Its not until track 8; Every Breaking Wave from Songs of Innocence, that a song focuses my mind and the approach makes sense.
The irony doesn’t escape me that it takes a lesser known song from the latter period malaise to have a positive impact. This is just temporary relief though, we’re soon back to wall to wall tedium.
Some might call 40 tracks value for money.
I call it torturous self-indulgence.
I’m sure there must be the odd piece of gold in there, and I’m no quitter. So I’m in for the long haul.
But as each track slips by, the fact that there’s almost three hours of this to wade through is prejudicing me against what’s to come.
At least these arrangements are a reminder by omission of what I like about U2.

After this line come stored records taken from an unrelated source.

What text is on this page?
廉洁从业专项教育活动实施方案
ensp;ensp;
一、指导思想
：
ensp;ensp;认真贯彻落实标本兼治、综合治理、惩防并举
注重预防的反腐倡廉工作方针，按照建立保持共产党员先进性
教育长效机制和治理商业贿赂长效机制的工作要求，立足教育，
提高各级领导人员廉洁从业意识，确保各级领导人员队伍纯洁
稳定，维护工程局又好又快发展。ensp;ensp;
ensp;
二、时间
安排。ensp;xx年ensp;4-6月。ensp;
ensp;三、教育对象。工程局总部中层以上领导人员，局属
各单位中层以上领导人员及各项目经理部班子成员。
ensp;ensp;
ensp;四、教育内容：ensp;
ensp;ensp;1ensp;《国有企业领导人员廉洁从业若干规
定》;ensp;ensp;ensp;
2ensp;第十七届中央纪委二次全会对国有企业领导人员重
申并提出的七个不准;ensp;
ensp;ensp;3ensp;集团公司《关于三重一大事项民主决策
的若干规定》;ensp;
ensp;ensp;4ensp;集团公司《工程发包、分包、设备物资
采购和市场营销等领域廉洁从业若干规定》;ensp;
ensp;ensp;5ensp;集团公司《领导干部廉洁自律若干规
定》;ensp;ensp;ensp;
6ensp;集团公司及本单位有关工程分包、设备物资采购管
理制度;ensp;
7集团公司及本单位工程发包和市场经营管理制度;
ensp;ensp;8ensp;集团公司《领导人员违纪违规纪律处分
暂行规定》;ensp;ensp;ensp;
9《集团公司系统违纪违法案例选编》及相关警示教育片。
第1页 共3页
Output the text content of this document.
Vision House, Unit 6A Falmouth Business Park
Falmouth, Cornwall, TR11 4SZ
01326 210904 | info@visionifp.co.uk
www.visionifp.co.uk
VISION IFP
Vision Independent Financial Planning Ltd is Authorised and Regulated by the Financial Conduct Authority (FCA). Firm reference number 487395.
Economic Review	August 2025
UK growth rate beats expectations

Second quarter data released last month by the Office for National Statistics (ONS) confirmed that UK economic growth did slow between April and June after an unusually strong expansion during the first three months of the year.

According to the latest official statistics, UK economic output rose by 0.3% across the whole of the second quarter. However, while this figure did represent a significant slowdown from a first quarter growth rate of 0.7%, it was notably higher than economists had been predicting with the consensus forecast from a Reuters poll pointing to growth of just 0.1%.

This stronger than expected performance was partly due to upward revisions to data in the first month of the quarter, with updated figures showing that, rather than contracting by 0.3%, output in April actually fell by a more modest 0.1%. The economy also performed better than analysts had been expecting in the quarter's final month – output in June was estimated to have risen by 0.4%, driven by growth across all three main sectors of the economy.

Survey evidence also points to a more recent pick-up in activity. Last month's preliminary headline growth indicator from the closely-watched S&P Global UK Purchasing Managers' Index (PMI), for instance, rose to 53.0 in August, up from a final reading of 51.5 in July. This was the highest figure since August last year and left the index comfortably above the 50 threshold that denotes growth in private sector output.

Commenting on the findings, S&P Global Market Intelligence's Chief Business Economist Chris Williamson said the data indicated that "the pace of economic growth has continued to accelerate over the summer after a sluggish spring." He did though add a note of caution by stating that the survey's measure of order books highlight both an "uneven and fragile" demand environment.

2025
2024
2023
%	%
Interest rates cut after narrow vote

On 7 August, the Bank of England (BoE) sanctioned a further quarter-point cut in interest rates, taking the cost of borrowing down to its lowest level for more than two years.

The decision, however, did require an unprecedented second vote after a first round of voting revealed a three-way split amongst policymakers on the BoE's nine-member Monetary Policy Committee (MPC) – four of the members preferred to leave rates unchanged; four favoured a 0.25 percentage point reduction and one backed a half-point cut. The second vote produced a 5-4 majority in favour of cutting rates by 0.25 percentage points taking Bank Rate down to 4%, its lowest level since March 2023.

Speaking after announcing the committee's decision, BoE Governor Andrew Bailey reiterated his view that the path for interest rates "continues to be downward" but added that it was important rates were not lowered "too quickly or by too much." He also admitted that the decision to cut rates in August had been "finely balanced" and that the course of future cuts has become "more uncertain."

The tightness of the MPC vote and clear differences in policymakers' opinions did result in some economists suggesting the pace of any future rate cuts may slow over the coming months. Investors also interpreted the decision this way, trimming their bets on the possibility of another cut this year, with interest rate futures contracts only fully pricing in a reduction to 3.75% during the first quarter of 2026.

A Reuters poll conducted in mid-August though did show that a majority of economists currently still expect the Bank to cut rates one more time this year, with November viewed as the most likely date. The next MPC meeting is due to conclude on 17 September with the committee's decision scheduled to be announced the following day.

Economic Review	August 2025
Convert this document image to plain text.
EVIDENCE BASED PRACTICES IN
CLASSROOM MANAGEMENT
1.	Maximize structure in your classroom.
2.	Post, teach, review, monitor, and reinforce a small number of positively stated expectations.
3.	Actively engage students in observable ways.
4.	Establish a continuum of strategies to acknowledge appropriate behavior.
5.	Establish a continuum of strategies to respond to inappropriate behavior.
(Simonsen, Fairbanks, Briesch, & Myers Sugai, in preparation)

It’s interesting to see what they’ve picked. Or rather what they’ve left out.
Turns out that October, No Line On The Horizon and the Passengers: Original Soundtrack 1 experiment are the runts of the litter with nothing selected from any of them. The best represented albums with four selections each are The Joshua Tree, Achtung Baby and surprisingly, Songs Of Innocence.
Determined to have that one reappraised after its difficult birth.
Obviously this is my subjective opinion. There are people who like it. Metacritic currently gives a score of 6.8 from 12 critic reviews, indicating generally favourable responses which is mirrored by user reviews.
For me though, is a soul sapping exercise in draining the life from some of the greatest songs of my formative years.
Having reached the end there are six songs I’ve cone away with a positive opinion of.
This is my revised, reduced, new and improved tracklisting;
If only they’d asked me first. I could have condensed this whole thing into an EP that leaves the fans wanting more. Whereas I very much want less.
Songs of Surrender is about right. I give in.
Despite it all…
I’m sure that as soon as the next album appears I’ll be giving it a listen…
In an act of hope over expectation that it provides the clichéd but elusive return to form.